One thousand young Asian professionals were surveyed on their opinions of the family, with most respondents saying the family were extremely unrealistic. One girl said, "I think the Ferreiras are shit! The story lines are stupid, unrealistic and dull. Most Asians would not get evicted and then remain homeless, they would go to an aunty." A female PR manager told the survey: "Just how many shades of brown can there be in one family? You can't put them in any context. They have no background," and another participant said, "The Ferreiras should just be killed off. They are pointless, boring and the storylines are rubbish." A barrister criticised the family's names, saying their first names were a mixture of Muslim and Hindu and their surname was Portuguese so the family should have been Catholic.

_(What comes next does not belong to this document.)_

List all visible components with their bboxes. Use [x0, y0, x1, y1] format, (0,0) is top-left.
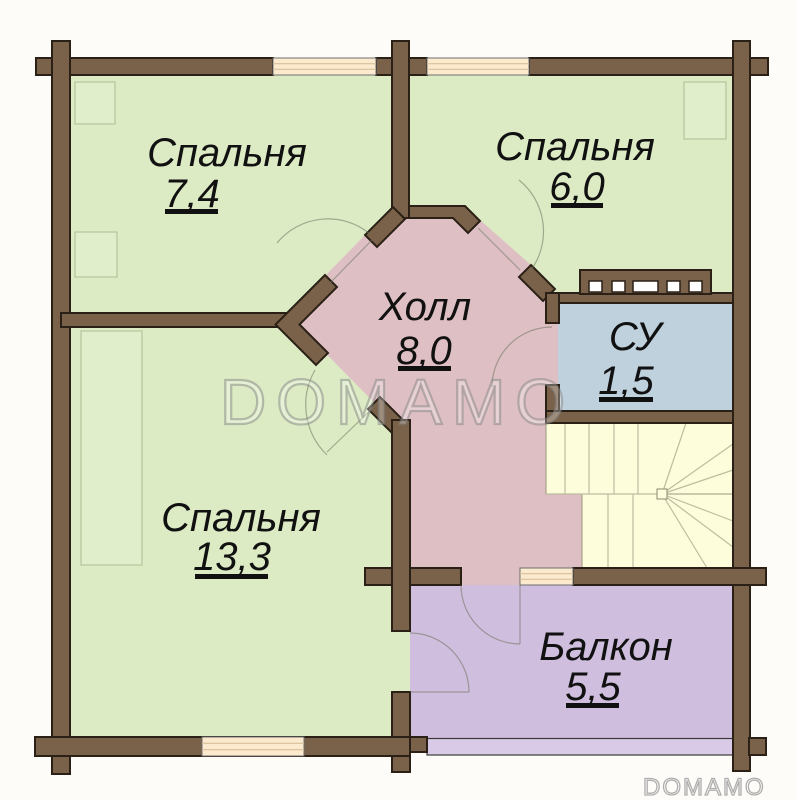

Following the axing of the family, actor Ameet Chana accused the BBC of discriminating against the family, saying, "I'm not afraid to admit that the Ferreira family have been treated like [shit]. We've been made scapegoats, discriminated against. They wouldn't do this to the Watts or Slater family. [...] The Ferreira family have had bad storylines and we've taken the blame for it."

The family's Goan origin was also criticised by Samir Shah, a member of the BBC's board of directors, citing it as an example of "inauthentic representation" of ethnic minority communities. He said, "If you were to cast an Asian family in the East End, it should have been Bangladeshi. Instead we had a family of Goan descent." A report by the Equality and Human Rights Commission claimed that the Ferreiras were an example of stereotyping in the media.